The Hidden Costs of AI-First Development
While coding assistants offer undeniable benefits, the trade-offs are becoming increasingly apparent:
- Increased system complexity to manage AI's non-deterministic nature
- Skill atrophy across development teams
- Vendor lock-in as teams become dependent on specific AI services
- Fluctuating costs as token consumption varies unpredictably
- Reduced code quality as speed often trumps understanding and conciseness
The most concerning aspect is what Sandor Nyako, Director of Software Engineering at LinkedIn overseeing 50 engineers, calls the 'paradox of supervision.' 'Effectively using Claude requires supervision, and supervising Claude requires the very coding skills that may atrophy from AI overuse,' he explains. Nyako has already requested his team avoid using these tools for 'tasks that require critical thinking or problem-solving.'
Junior Developers Face a Steeper Learning Curve
Junior developers entering the workforce during this AI transition face unique challenges. The traditional path of learning through direct coding and debugging—where mistakes become valuable lessons—is being disrupted. Reviewing AI-generated code, while important, represents only about half of the learning process at best.

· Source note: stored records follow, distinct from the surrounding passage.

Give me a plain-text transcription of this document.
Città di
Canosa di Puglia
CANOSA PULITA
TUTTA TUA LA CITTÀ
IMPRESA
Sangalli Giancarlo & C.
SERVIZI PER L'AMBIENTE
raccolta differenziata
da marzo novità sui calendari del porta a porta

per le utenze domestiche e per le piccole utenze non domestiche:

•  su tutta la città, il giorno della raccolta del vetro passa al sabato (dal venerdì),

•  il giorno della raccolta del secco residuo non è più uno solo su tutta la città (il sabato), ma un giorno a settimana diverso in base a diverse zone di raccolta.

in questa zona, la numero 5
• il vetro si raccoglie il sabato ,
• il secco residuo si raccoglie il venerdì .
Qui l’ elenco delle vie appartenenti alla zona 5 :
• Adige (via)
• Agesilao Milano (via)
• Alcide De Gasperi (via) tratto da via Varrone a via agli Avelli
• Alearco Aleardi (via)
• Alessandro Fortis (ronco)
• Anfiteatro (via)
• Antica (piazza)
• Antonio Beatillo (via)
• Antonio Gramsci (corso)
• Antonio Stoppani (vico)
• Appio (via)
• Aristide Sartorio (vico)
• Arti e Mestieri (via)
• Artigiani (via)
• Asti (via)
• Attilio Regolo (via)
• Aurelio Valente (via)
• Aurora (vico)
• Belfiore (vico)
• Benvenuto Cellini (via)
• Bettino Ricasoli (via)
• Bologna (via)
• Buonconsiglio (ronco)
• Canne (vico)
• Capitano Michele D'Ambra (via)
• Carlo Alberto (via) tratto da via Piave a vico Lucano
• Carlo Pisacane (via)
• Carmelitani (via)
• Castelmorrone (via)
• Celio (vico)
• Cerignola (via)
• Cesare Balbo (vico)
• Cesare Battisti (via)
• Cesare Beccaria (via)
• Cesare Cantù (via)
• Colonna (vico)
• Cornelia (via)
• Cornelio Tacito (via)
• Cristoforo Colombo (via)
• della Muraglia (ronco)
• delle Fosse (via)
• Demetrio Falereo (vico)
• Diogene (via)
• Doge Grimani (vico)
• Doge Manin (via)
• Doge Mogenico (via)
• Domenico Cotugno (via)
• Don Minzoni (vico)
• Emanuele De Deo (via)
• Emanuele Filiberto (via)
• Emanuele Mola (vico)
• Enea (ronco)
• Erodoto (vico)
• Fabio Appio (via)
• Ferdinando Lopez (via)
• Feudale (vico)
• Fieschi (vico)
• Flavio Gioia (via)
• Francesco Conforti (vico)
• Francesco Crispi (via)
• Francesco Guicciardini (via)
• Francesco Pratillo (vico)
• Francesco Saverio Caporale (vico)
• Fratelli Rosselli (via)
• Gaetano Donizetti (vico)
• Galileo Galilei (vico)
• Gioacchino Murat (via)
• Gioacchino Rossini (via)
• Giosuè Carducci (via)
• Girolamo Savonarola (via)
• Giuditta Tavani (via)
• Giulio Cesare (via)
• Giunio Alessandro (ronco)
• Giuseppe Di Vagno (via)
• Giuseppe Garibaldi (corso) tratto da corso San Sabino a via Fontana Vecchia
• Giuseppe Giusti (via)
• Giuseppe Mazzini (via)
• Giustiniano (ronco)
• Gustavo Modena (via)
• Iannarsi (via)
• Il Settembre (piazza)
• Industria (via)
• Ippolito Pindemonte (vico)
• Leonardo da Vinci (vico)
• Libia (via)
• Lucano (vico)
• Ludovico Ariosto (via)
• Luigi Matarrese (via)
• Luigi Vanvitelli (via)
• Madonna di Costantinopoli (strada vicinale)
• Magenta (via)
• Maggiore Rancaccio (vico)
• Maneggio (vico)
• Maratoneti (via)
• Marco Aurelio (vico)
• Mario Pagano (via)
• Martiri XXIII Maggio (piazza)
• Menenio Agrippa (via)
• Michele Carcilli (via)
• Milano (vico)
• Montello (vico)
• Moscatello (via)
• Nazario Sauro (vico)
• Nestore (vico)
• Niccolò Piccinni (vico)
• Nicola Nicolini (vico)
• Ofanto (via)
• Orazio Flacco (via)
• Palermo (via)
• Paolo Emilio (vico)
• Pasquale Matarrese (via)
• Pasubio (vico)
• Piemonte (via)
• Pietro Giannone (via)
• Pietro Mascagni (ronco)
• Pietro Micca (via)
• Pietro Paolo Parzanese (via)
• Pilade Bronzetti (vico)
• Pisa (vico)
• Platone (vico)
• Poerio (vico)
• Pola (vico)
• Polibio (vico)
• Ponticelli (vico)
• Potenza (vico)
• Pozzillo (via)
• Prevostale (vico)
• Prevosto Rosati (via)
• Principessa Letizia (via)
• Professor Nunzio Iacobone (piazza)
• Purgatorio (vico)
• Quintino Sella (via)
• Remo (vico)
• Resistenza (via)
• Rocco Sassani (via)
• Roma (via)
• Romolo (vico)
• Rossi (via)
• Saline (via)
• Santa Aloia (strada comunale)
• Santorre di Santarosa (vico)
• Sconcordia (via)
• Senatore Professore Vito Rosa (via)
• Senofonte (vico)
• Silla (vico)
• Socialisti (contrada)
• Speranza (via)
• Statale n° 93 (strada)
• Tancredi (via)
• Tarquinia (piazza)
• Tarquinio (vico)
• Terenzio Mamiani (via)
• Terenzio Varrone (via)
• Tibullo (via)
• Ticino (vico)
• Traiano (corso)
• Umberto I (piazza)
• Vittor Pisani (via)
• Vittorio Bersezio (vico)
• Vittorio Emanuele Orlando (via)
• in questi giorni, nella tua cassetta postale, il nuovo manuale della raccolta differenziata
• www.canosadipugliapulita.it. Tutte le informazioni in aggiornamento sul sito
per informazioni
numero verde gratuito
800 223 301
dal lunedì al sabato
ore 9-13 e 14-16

'How would someone question if AI is accurate if they don't have critical thinking?' Nyako asks. The concern isn't just theoretical—studies already show significant impacts. An Anthropic research revealed a 'precipitous 47% drop-off in debugging skills' among developers who incorporated AI aggressively into their workflows.
The Vendor Lock-In Dilemma
The recent Claude outage provided a stark demonstration of this dependency. Numerous LinkedIn posts highlighted how entire engineering teams were at a standstill, their workflows having evolved to require constant access to AI services that were suddenly unavailable.
'When you use these fully agentic workflows, the model providers essentially own you,' says Primeagen, reflecting on the growing industry concern. Unlike employee costs which remain relatively stable, token expenses fluctuate unpredictably. Model providers follow a pattern of high benchmarks followed by hype, then reality where users complain of models being 'nerfed' and burning through 2-3x more tokens to achieve the same results.
The Abstraction Fallacy
Proponents often frame AI coding tools as just another layer of abstraction, comparing them to transitions from assembly to FORTRAN or the adoption of higher-level languages. However, this analogy misses a crucial difference: previous transitions involved deterministic systems that maintained a clear relationship between input and output.
'What you say is often not what you mean, and LLMs fill in ambiguity with assumptions (or hallucinations),' explains Dax, creator of OpenCode, an open-source coding agent. This fundamental difference—replacing deterministic systems with probabilistic ones—introduces new challenges that cannot be solved simply by 'moving up the stack.'
A Better Approach: Demote AI's Role
Rather than replacing human coding entirely, Lars Faye proposes a balanced approach that leverages AI's strengths while preserving developer skills:
- Use LLMs for generating specs and plans while maintaining active implementation engagement
- Write pseudo-code when engaging with models to close the distance between request and output
- Generate only what can be thoroughly reviewed in a single sitting
- Never delegate implementation of tasks you couldn't perform yourself
- Use AI as a secondary tool rather than the primary coding mechanism
'Use them like the Ship's Computer, not Data,' Faye suggests, referencing Star Trek characters. 'I'm not going faster, but I'm doing better quality work.'
The Path Forward
As organizations increasingly adopt AI coding tools, the challenge will be maintaining a balance between productivity and skill development. The most successful teams will likely be those that view these tools as enhancements to human capabilities rather than replacements for them.
The stakes are significant. As Jeremy Howard, creator of fast.ai, warns: 'People who go all in on AI agents now are guaranteeing their obsolescence. If you outsource all your thinking to computers, you stop upskilling, learning, and becoming more competent.'
The developer community must navigate this transition carefully, ensuring that the pursuit of productivity doesn't come at the cost of the critical thinking and problem-solving skills that have made software engineering valuable in the first place.